Pour Sviatlana Tsikhanouskaya, opposante biélorusse en exil interviewée par Politico, si l’armée biélorusse n’a pas été appelée à l’aide par Poutine en Ukraine, c’est parce qu’il n’a déjà plus confiance en elle: «  »Je suis sûre que Loukachenko donnerait l’ordre à l’armée biélorusse de participer à cette invasion – s’il était sûr qu’ils se battraient. Imaginez la situation s’il donnait cet ordre, que l’armée biélorusse traversait la frontière, et qu’elle faisait défection, changeait de camp, se cachait, parce qu’en fait elle ne voulait pas combattre les Ukrainiens. Imaginez sa réputation devant Poutine, devant le Kremlin – ce serait un échec épique. » Tsikhanouskaya s’est présentée contre Loukachenko lors de l’élection présidentielle frauduleuse de 2020 avant d’être obligée de fuir le pays au milieu d’une répression brutale de l’opposition, soutenue par le Kremlin, et elle vit désormais en exil. Elle et ses partisans, à l’étranger comme en Biélorussie, attendent une « fenêtre d’opportunité » pour reprendre la lutte politique sur le terrain. Et elle espère que la crise en Ukraine la lui offrira: « Notre tâche en tant que peuple biélorusse n’est pas de gaspiller la vie des gens, la liberté des gens, en vain. Si les gens se soulèvent maintenant, il y aura de nouveaux prisonniers politiques, une nouvelle vague de répressions plus importantes – et ce ne sera pas très efficace ou effectif. » Tout en attendant le bon moment, l’opposition s’attache à attiser la dissidence et à construire la légitimité et la reconnaissance du gouvernement en exil de Tsikhanouskaya.

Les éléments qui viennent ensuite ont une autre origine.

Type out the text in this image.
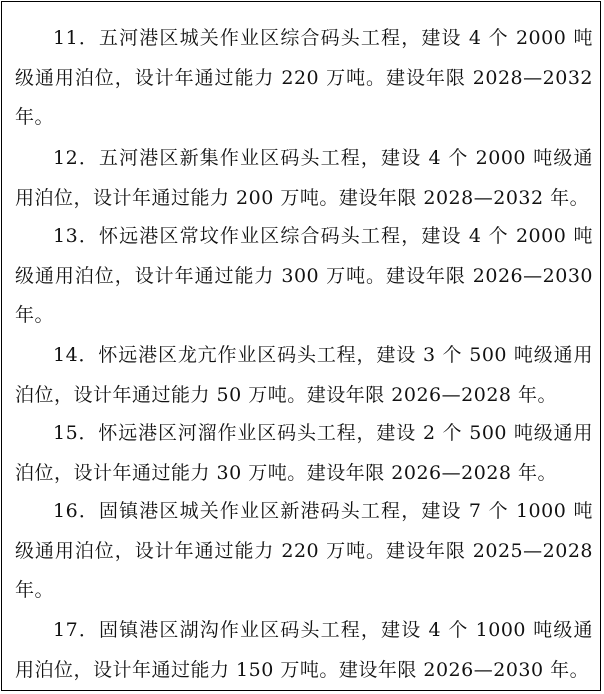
11．五河港区城关作业区综合码头工程，建设 4 个 2000 吨级通用泊位，设计年通过能力 220 万吨。建设年限 2028—2032 年。

12．五河港区新集作业区码头工程，建设 4 个 2000 吨级通用泊位，设计年通过能力 200 万吨。建设年限 2028—2032 年。

13．怀远港区常坟作业区综合码头工程，建设 4 个 2000 吨级通用泊位，设计年通过能力 300 万吨。建设年限 2026—2030 年。

14．怀远港区龙亢作业区码头工程，建设 3 个 500 吨级通用泊位，设计年通过能力 50 万吨。建设年限 2026—2028 年。

15．怀远港区河溜作业区码头工程，建设 2 个 500 吨级通用泊位，设计年通过能力 30 万吨。建设年限 2026—2028 年。

16．固镇港区城关作业区新港码头工程，建设 7 个 1000 吨级通用泊位，设计年通过能力 220 万吨。建设年限 2025—2028 年。

17．固镇港区湖沟作业区码头工程，建设 4 个 1000 吨级通用泊位，设计年通过能力 150 万吨。建设年限 2026—2030 年。
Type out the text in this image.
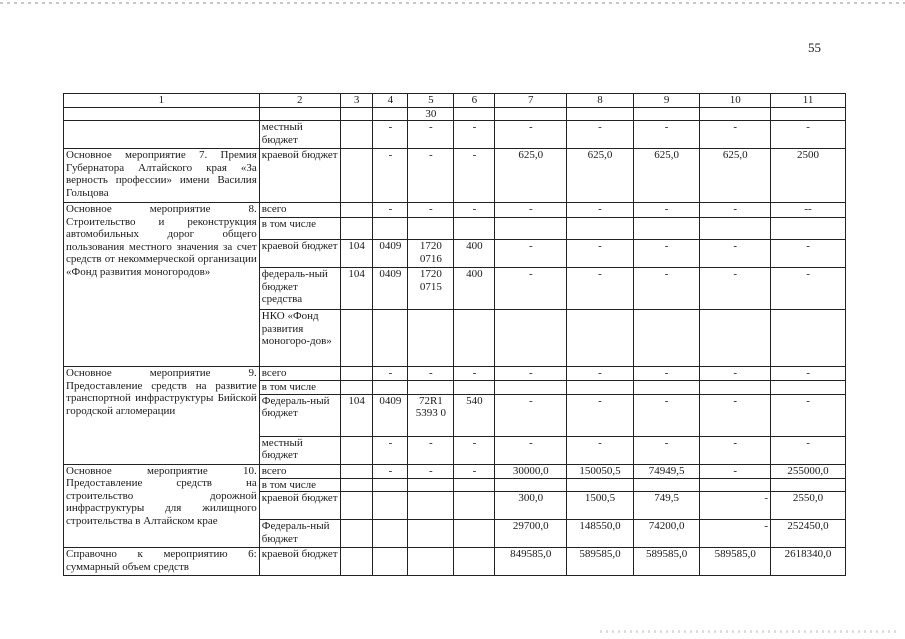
55
1	2	3	4	5	6	7	8	9	10	11
				30						
	местный бюджет		-	-	-	-	-	-	-	-
Основное мероприятие 7. Премия Губернатора Алтайского края «За верность профессии» имени Василия Гольцова	краевой бюджет		-	-	-	625,0	625,0	625,0	625,0	2500
Основное мероприятие 8. Строительство и реконструкция автомобильных дорог общего пользования местного значения за счет средств от некоммерческой организации «Фонд развития моногородов»	всего		-	-	-	-	-	-	-	--
	в том числе									
	краевой бюджет	104	0409	1720 0716	400	-	-	-	-	-
	федераль-ный бюджет средства	104	0409	1720 0715	400	-	-	-	-	-
	НКО «Фонд развития моногоро-дов»									
Основное мероприятие 9. Предоставление средств на развитие транспортной инфраструктуры Бийской городской агломерации	всего		-	-	-	-	-	-	-	-
	в том числе									
	Федераль-ный бюджет	104	0409	72R1 5393 0	540	-	-	-	-	-
	местный бюджет		-	-	-	-	-	-	-	-
Основное мероприятие 10. Предоставление средств на строительство дорожной инфраструктуры для жилищного строительства в Алтайском крае	всего		-	-	-	30000,0	150050,5	74949,5	-	255000,0
	в том числе									
	краевой бюджет					300,0	1500,5	749,5	-	2550,0
	Федераль-ный бюджет					29700,0	148550,0	74200,0	-	252450,0
Справочно к мероприятию 6: суммарный объем средств	краевой бюджет					849585,0	589585,0	589585,0	589585,0	2618340,0
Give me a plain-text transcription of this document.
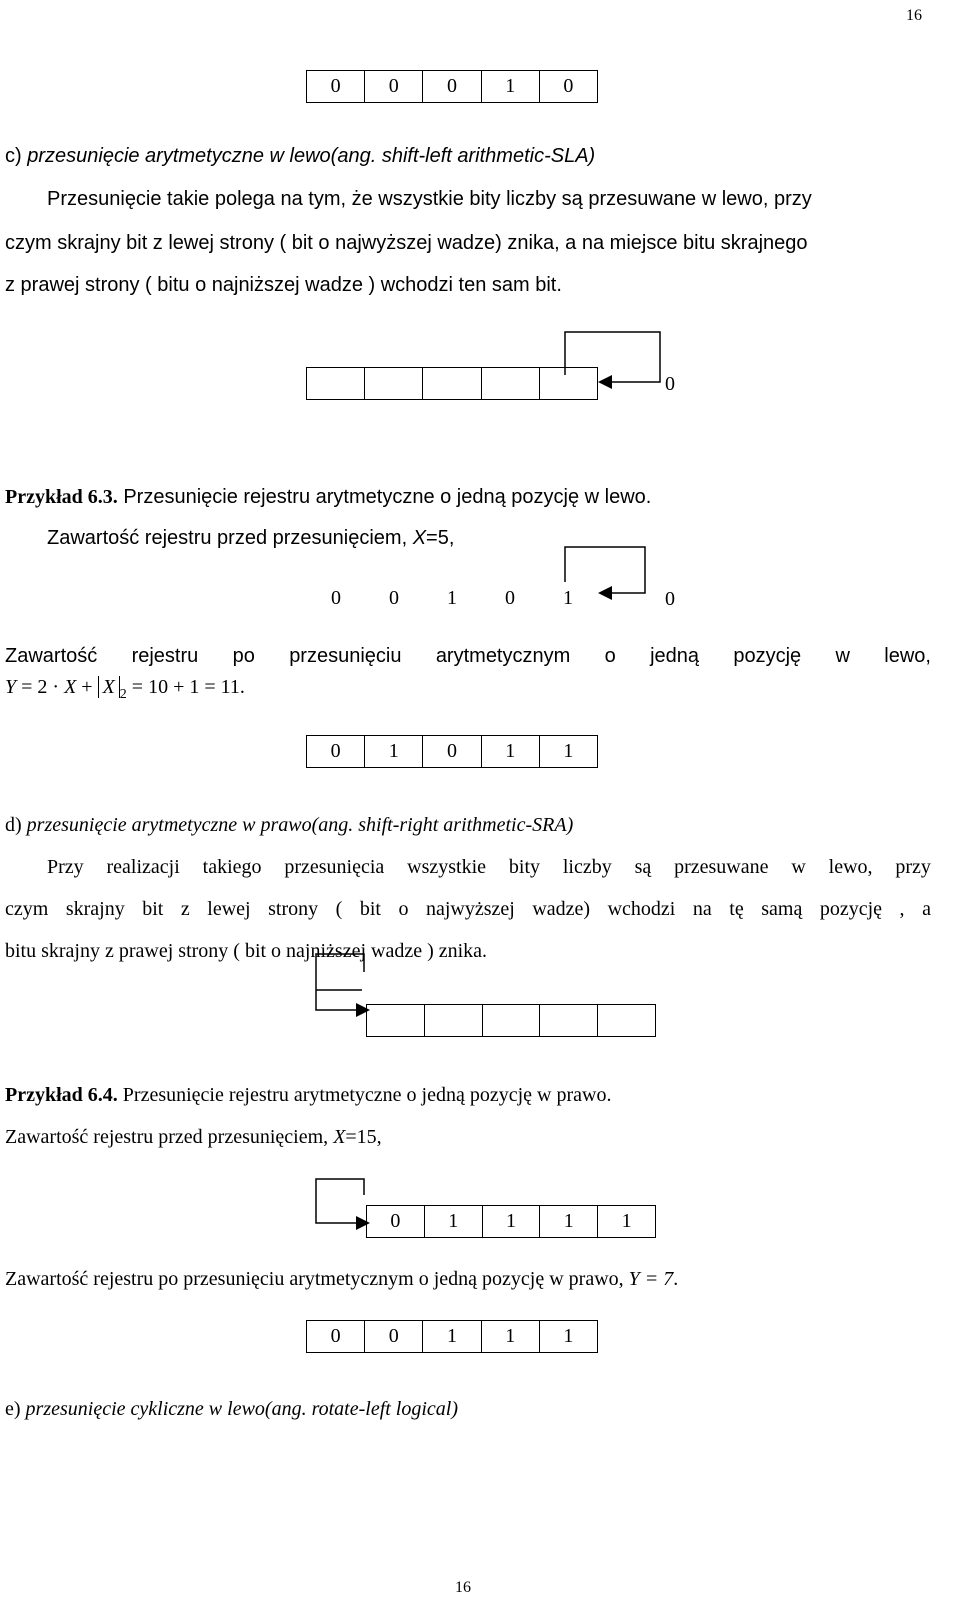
16
0	0	0	1	0
c) przesunięcie arytmetyczne w lewo(ang. shift-left arithmetic-SLA)
Przesunięcie takie polega na tym, że wszystkie bity liczby są przesuwane w lewo, przy
czym skrajny bit z lewej strony ( bit o najwyższej wadze) znika, a na miejsce bitu skrajnego
z prawej strony ( bitu o najniższej wadze ) wchodzi ten sam bit.
0
Przykład 6.3. Przesunięcie rejestru arytmetyczne o jedną pozycję w lewo.
Zawartość rejestru przed przesunięciem, X=5,
0	0	1	0	1	0
Zawartość rejestru po przesunięciu arytmetycznym o jedną pozycję w lewo,
Y = 2 · X + X $_2$ = 10 + 1 = 11.
0	1	0	1	1
d) przesunięcie arytmetyczne w prawo(ang. shift-right arithmetic-SRA)
Przy realizacji takiego przesunięcia wszystkie bity liczby są przesuwane w lewo, przy
czym skrajny bit z lewej strony ( bit o najwyższej wadze) wchodzi na tę samą pozycję , a
bitu skrajny z prawej strony ( bit o najniższej wadze ) znika.
Przykład 6.4. Przesunięcie rejestru arytmetyczne o jedną pozycję w prawo.
Zawartość rejestru przed przesunięciem, X=15,
0	1	1	1	1
Zawartość rejestru po przesunięciu arytmetycznym o jedną pozycję w prawo, Y = 7.
0	0	1	1	1
e) przesunięcie cykliczne w lewo(ang. rotate-left logical)
16
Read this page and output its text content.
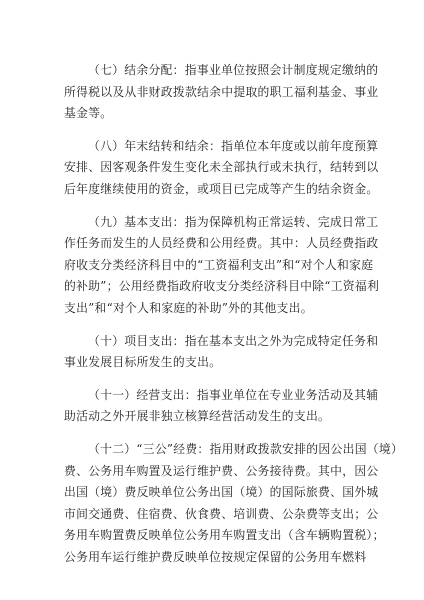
（七）结余分配：指事业单位按照会计制度规定缴纳的
所得税以及从非财政拨款结余中提取的职工福利基金、事业
基金等。

（八）年末结转和结余：指单位本年度或以前年度预算
安排、因客观条件发生变化未全部执行或未执行，结转到以
后年度继续使用的资金，或项目已完成等产生的结余资金。

（九）基本支出：指为保障机构正常运转、完成日常工
作任务而发生的人员经费和公用经费。其中：人员经费指政
府收支分类经济科目中的“工资福利支出”和“对个人和家庭
的补助”；公用经费指政府收支分类经济科目中除“工资福利
支出”和“对个人和家庭的补助”外的其他支出。

（十）项目支出：指在基本支出之外为完成特定任务和
事业发展目标所发生的支出。

（十一）经营支出：指事业单位在专业业务活动及其辅
助活动之外开展非独立核算经营活动发生的支出。

（十二）“三公”经费：指用财政拨款安排的因公出国（境）
费、公务用车购置及运行维护费、公务接待费。其中，因公
出国（境）费反映单位公务出国（境）的国际旅费、国外城
市间交通费、住宿费、伙食费、培训费、公杂费等支出；公
务用车购置费反映单位公务用车购置支出（含车辆购置税）；
公务用车运行维护费反映单位按规定保留的公务用车燃料
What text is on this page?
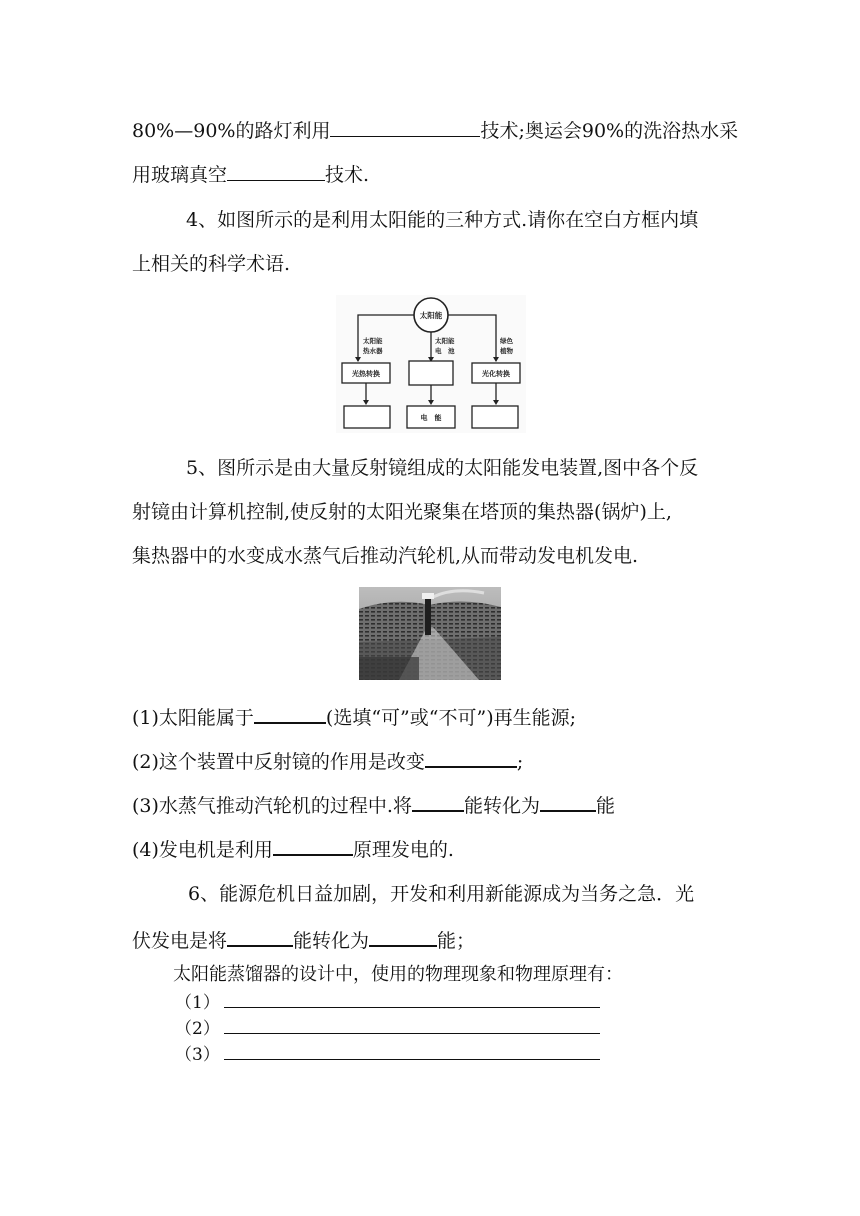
80%—90%的路灯利用	技术;奥运会90%的洗浴热水采
用玻璃真空	技术.
4、如图所示的是利用太阳能的三种方式.请你在空白方框内填
上相关的科学术语.
太阳能
太阳能
热水器
太阳能
电　池
绿色
植物
光热转换	光化转换
电　能
5、图所示是由大量反射镜组成的太阳能发电装置,图中各个反
射镜由计算机控制,使反射的太阳光聚集在塔顶的集热器(锅炉)上,
集热器中的水变成水蒸气后推动汽轮机,从而带动发电机发电.
(1)太阳能属于	(选填“可”或“不可”)再生能源;
(2)这个装置中反射镜的作用是改变	;
(3)水蒸气推动汽轮机的过程中.将	能转化为	能
(4)发电机是利用	原理发电的.
6、能源危机日益加剧，开发和利用新能源成为当务之急．光
伏发电是将	能转化为	能；
太阳能蒸馏器的设计中，使用的物理现象和物理原理有：
（1）
（2）
（3）
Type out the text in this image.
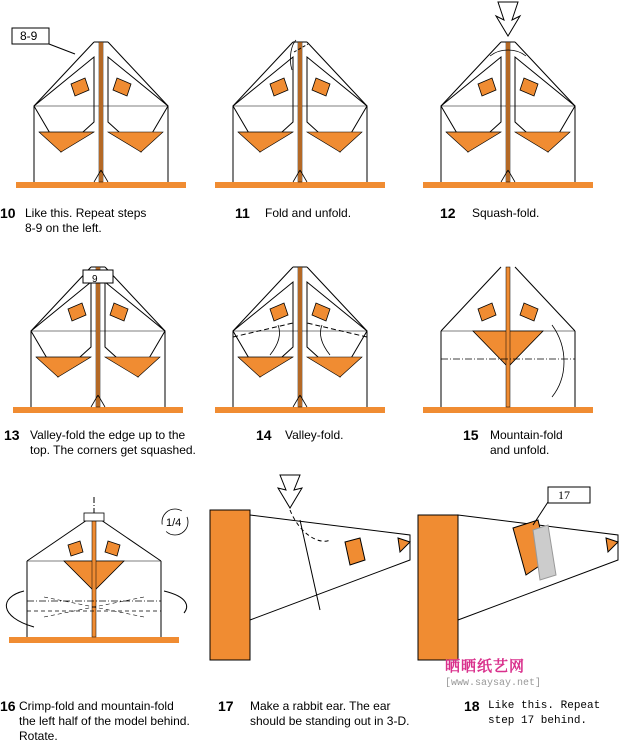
8-9
9
1/4
17
10 Like this. Repeat steps
8-9 on the left.
11 Fold and unfold.	12 Squash-fold.
13 Valley-fold the edge up to the
top. The corners get squashed.
14 Valley-fold.	15 Mountain-fold
and unfold.
16 Crimp-fold and mountain-fold
the left half of the model behind.
Rotate.
17 Make a rabbit ear. The ear
should be standing out in 3-D.
18 Like this. Repeat
step 17 behind.
晒晒纸艺网
[www.saysay.net]
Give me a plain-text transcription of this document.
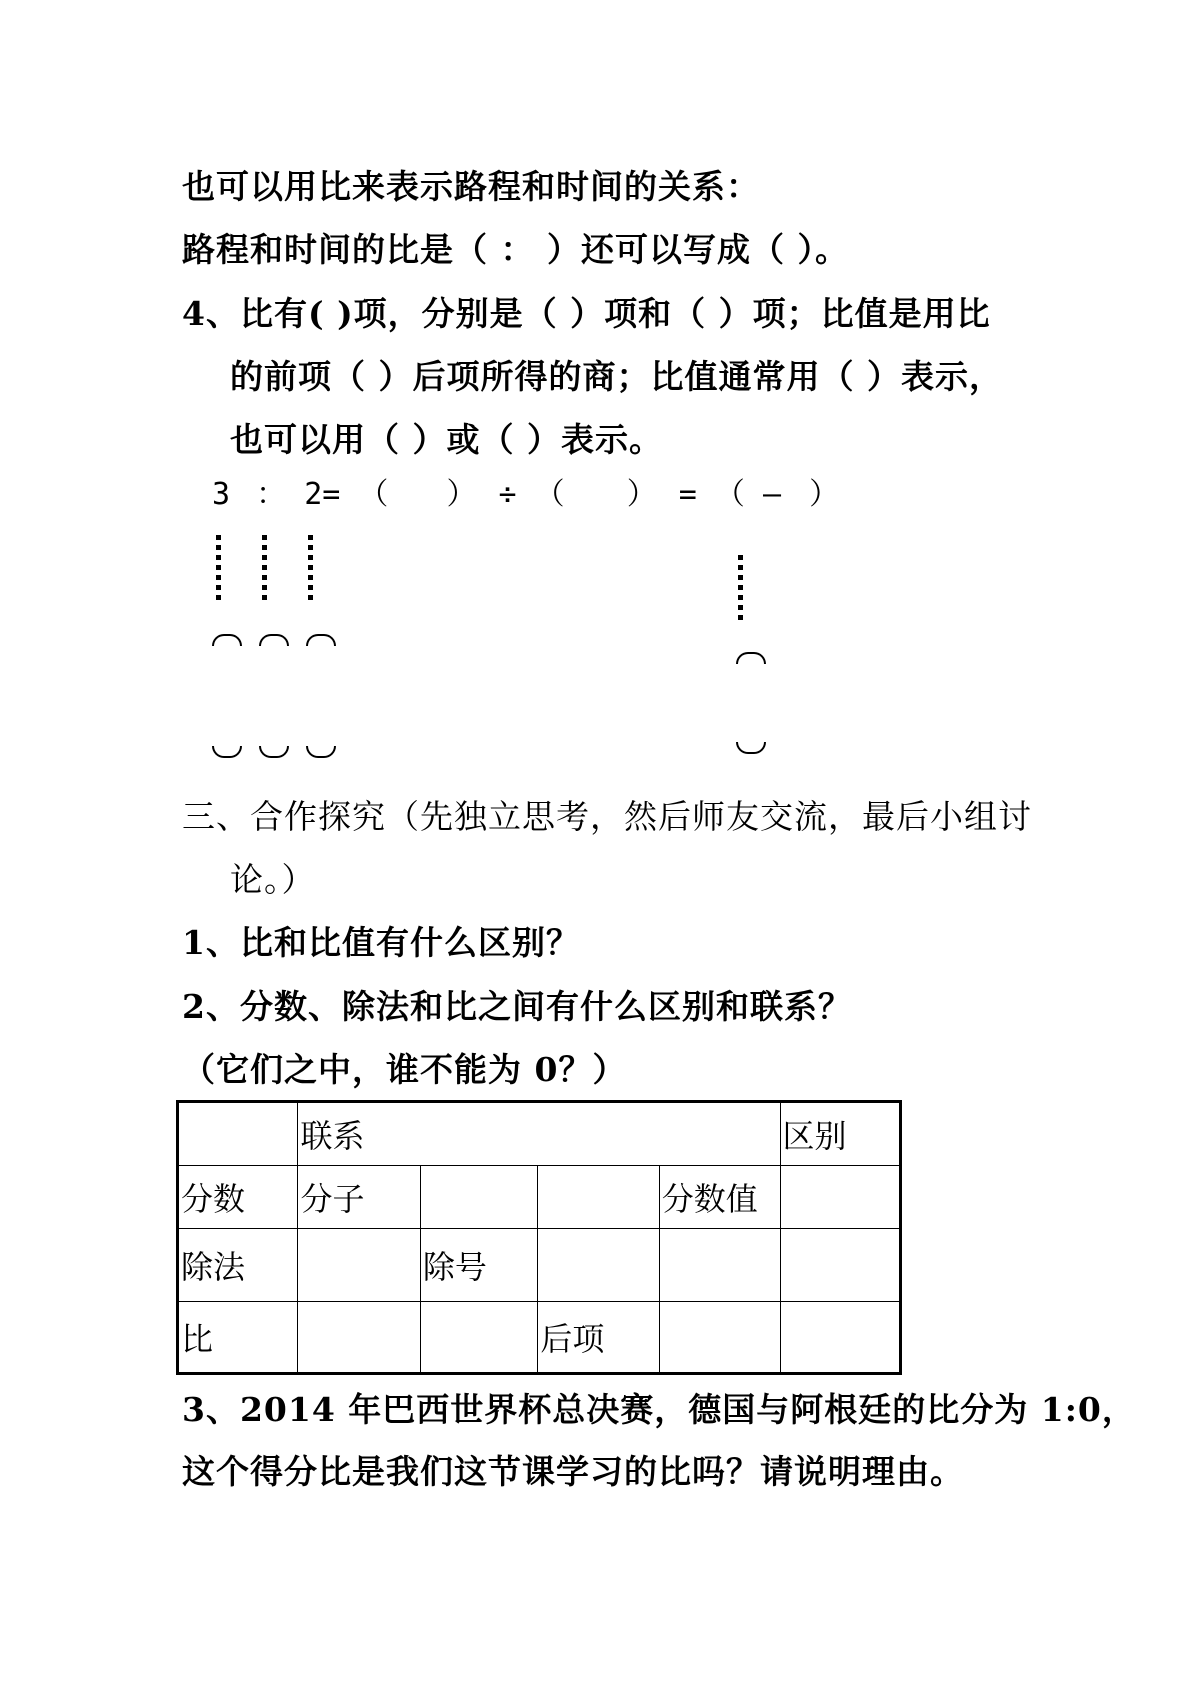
也可以用比来表示路程和时间的关系：
路程和时间的比是（ ： ）还可以写成（ ）。
4、比有( )项，分别是（ ）项和（ ）项；比值是用比
的前项（ ）后项所得的商；比值通常用（ ）表示，
也可以用（ ）或（ ）表示。
3 ： 2= （ ） ÷ （ ） = （ — ）
三、合作探究（先独立思考，然后师友交流，最后小组讨
论。）
1、比和比值有什么区别？
2、分数、除法和比之间有什么区别和联系？
（它们之中，谁不能为 0？）
	联系				区别
分数	分子			分数值	
除法		除号			
比			后项		
3、2014 年巴西世界杯总决赛，德国与阿根廷的比分为 1:0，
这个得分比是我们这节课学习的比吗？请说明理由。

Mais combien de temps pourra-t-il maintenir ce statu quo pour son pays avec un Poutine aux abois qui semble prêt à utiliser tous les moyens à sa disposition, tout en étant aussi le meilleur – en fait le seul – garant du maintien au pouvoir de Loukachenko ? Nul doute que pour lui, il s’agit là d’un dilemme auquel il devra répondre un jour.